Re: Issue with segments not loading/taking a long time
I have a 6 node historical test cluster. 3 nodes are at ~80% and the other
two at ~60 and ~50% disk utilization.
The interesting thing is that the 6th node ended up getting into zk timeout
(because of large GC pause) and is no longer part of the cluster (which is
a separate issue I am trying to figure out).
On this 6th node, I see that it is busy loading segments. However, once it
is done downloading, I am not sure if it will report back to zk as being
On Thu, Jul 19, 2018 at 12:58 PM, Jihoon Son <ghoonson@xxxxxxxxx> wrote:
> Hi Samarth,
> have you had a change to check the segment balancing status of your
> Do you see any significant imbalance between historicals?

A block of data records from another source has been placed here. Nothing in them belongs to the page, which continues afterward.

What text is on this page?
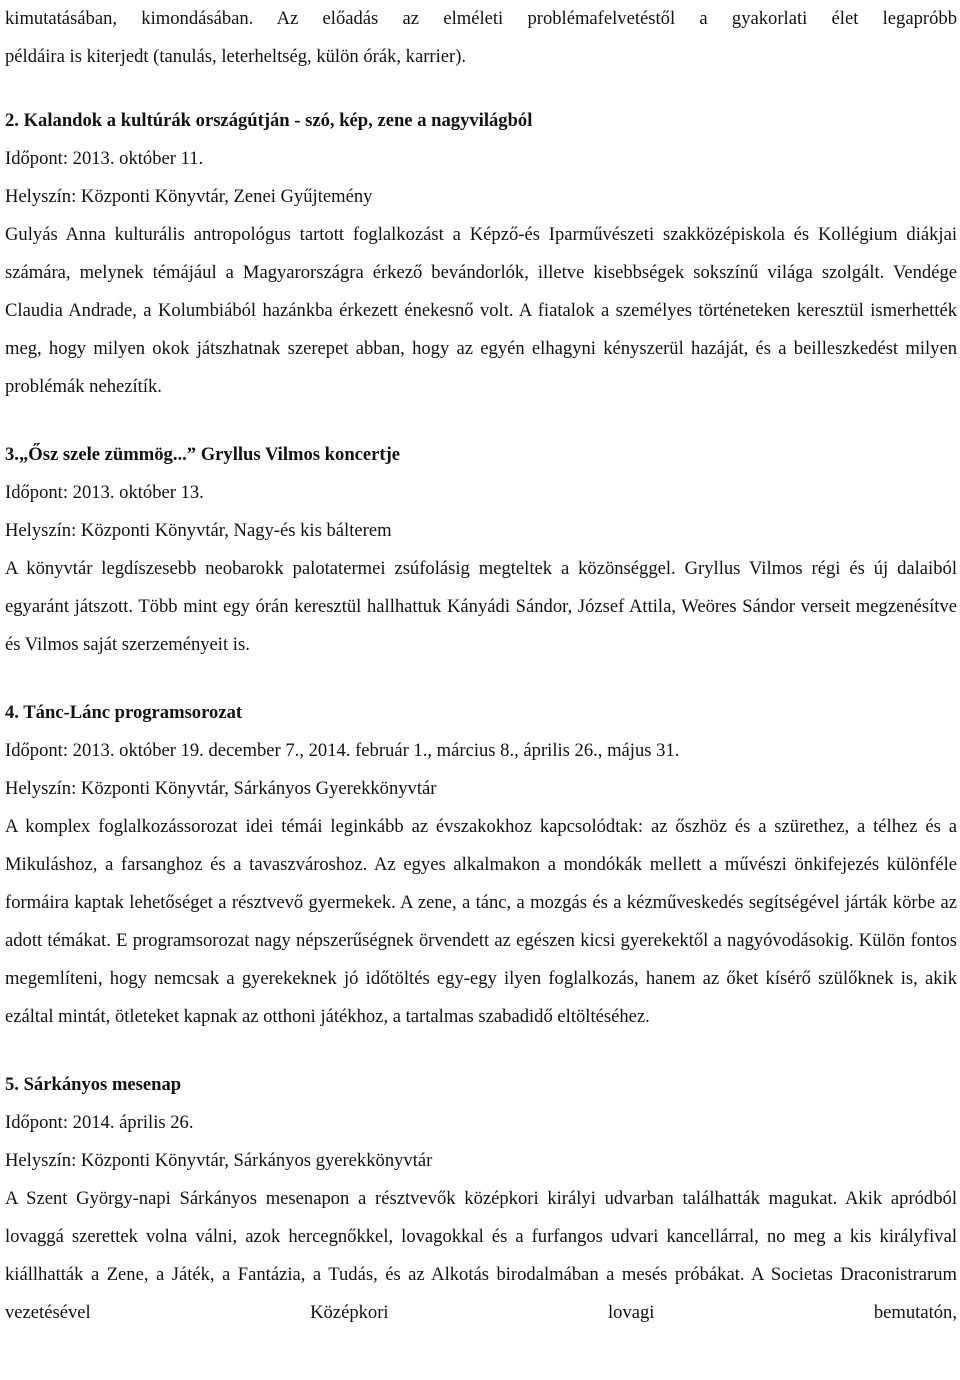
kimutatásában, kimondásában. Az előadás az elméleti problémafelvetéstől a gyakorlati élet legapróbb

példáira is kiterjedt (tanulás, leterheltség, külön órák, karrier).

2. Kalandok a kultúrák országútján - szó, kép, zene a nagyvilágból

Időpont: 2013. október 11.

Helyszín: Központi Könyvtár, Zenei Gyűjtemény

Gulyás Anna kulturális antropológus tartott foglalkozást a Képző-és Iparművészeti szakközépiskola és Kollégium diákjai számára, melynek témájául a Magyarországra érkező bevándorlók, illetve kisebbségek sokszínű világa szolgált. Vendége Claudia Andrade, a Kolumbiából hazánkba érkezett énekesnő volt. A fiatalok a személyes történeteken keresztül ismerhették meg, hogy milyen okok játszhatnak szerepet abban, hogy az egyén elhagyni kényszerül hazáját, és a beilleszkedést milyen problémák nehezítík.

3.„Ősz szele zümmög...” Gryllus Vilmos koncertje

Időpont: 2013. október 13.

Helyszín: Központi Könyvtár, Nagy-és kis bálterem

A könyvtár legdíszesebb neobarokk palotatermei zsúfolásig megteltek a közönséggel. Gryllus Vilmos régi és új dalaiból egyaránt játszott. Több mint egy órán keresztül hallhattuk Kányádi Sándor, József Attila, Weöres Sándor verseit megzenésítve és Vilmos saját szerzeményeit is.

4. Tánc-Lánc programsorozat

Időpont: 2013. október 19. december 7., 2014. február 1., március 8., április 26., május 31.

Helyszín: Központi Könyvtár, Sárkányos Gyerekkönyvtár

A komplex foglalkozássorozat idei témái leginkább az évszakokhoz kapcsolódtak: az őszhöz és a szürethez, a télhez és a Mikuláshoz, a farsanghoz és a tavaszvároshoz. Az egyes alkalmakon a mondókák mellett a művészi önkifejezés különféle formáira kaptak lehetőséget a résztvevő gyermekek. A zene, a tánc, a mozgás és a kézműveskedés segítségével járták körbe az adott témákat. E programsorozat nagy népszerűségnek örvendett az egészen kicsi gyerekektől a nagyóvodásokig. Külön fontos megemlíteni, hogy nemcsak a gyerekeknek jó időtöltés egy-egy ilyen foglalkozás, hanem az őket kísérő szülőknek is, akik ezáltal mintát, ötleteket kapnak az otthoni játékhoz, a tartalmas szabadidő eltöltéséhez.

5. Sárkányos mesenap

Időpont: 2014. április 26.

Helyszín: Központi Könyvtár, Sárkányos gyerekkönyvtár

A Szent György-napi Sárkányos mesenapon a résztvevők középkori királyi udvarban találhatták magukat. Akik apródból lovaggá szerettek volna válni, azok hercegnőkkel, lovagokkal és a furfangos udvari kancellárral, no meg a kis királyfival kiállhatták a Zene, a Játék, a Fantázia, a Tudás, és az Alkotás birodalmában a mesés próbákat. A Societas Draconistrarum vezetésével Középkori lovagi bemutatón,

> On Thu, Jul 19, 2018 at 12:28 PM Samarth Jain <samarth.jain@xxxxxxxxx>
> > I am working on upgrading our internal cluster to 0.12.1 release and
> > that a few data sources fail to load. Looking at coordinator logs, I am
> > seeing messages like this for the datasource:
> > @400000005b50dbc637061cec 2018-07-19T18:43:08,923 INFO
> > [Coordinator-Exec--0] io.druid.server.coordinator.CuratorLoadQueuePeon -
> > Asking server peon[/druid-test--001/loadQueue/127.0.0.1:7103] to drop
> > segment[*datasource*
> > _2015-09-03T00:00:00.000Z_2015-09-04T00:00:00.000Z_2018-
> > @400000005b50dbc637391f84 2018-07-19T18:43:08,926 WARN
> > [Coordinator-Exec--0] io.druid.server.coordinator.rules.LoadRule - No
> > available [_default_tier] servers or node capacity to assign primary
> > segment[*datasource*-08-10T00:00:00.000Z_2015-08-11T00:00:
> > Expected Replicants
> > The datasource failed to load for a long time and then eventually was
> > loaded successfully. Has anyone else seen this? I see a few fixes around
> > segment loading and coordination in 0.12.2 (which I am hoping will be out
> > soon) but I am not sure if they address this issue.